What do you feel like your relationship with Tyler is now that the comic is finished, as opposed to when you set out to write the sequel in the first place?
Tyler wins. I’m resigned to that. In hindsight I should’ve strangled him in his cradle, but Im sure my own parents thought the same thing about me. Nevertheless, in Fight Club 3 he might be compelled to have sex with a sheep.
Comics are a weird middle ground between a novel and a film, and the original Fight Club is both. Is that why you chose to make the sequel as a comic book?
Bingo. The only way a sequel could exist alongside the book and the film was if it were in a third medium. Thus, comics.
Did you find the transition into writing a comic book difficult?
Immensely difficult. Every visual element has to support or undermine the dialogue. And the dialogue to my mind must be sparse. And still images must always imply action. And every page turn should reveal a pay-off. That means at least a dozen good pay-offs per issue. Such intense plotting would kill even Charles Dickens.
If asked, would you consider writing a superhero comic in the future?
Maybe, but not an existing superhero. Established superheroes come with such history and baggage, and if you screw up one detail a million experts are screaming, “You idiot, Blue Superman can’t fly because of the cosmic witch curse placed on him in 1965.” Me and Charlie Sheen cant deal with baggage so a new person/character is better every time.

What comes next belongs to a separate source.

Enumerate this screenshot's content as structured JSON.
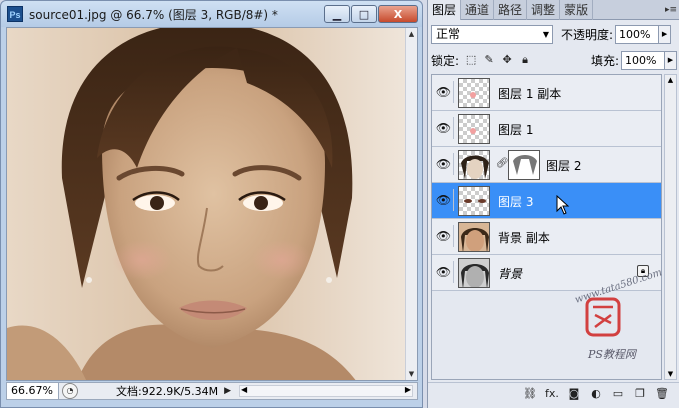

Do you think this comic will help rip down a couple Fight Club movie posters across college dorm rooms?
Gosh I hope the posters stay intact. That’s all there is poster-wise: Fight Club and Trainspotting. In my college years we put up posters of Clara Bow. She was a pip.
Will there be a third attempt at tackling Tyler and Fight Club?
Yes, maybe, if my own Mark David Chapman isn’t already circling with his copy of Catcher in the Rye waiting to get a clear shot. You see I operate on the Dorothy Parker system, wherein if you predict your demise often enough you live to a ripe, old alcoholic age surrounded by incontinent toy poodles at the Beverly Hills Hotel. But rest assured that even in my absence my estate will hire some hack to keep Tyler alive. So not fair. Time for me to rest, now. Oh, look, Murder She Wrote is on.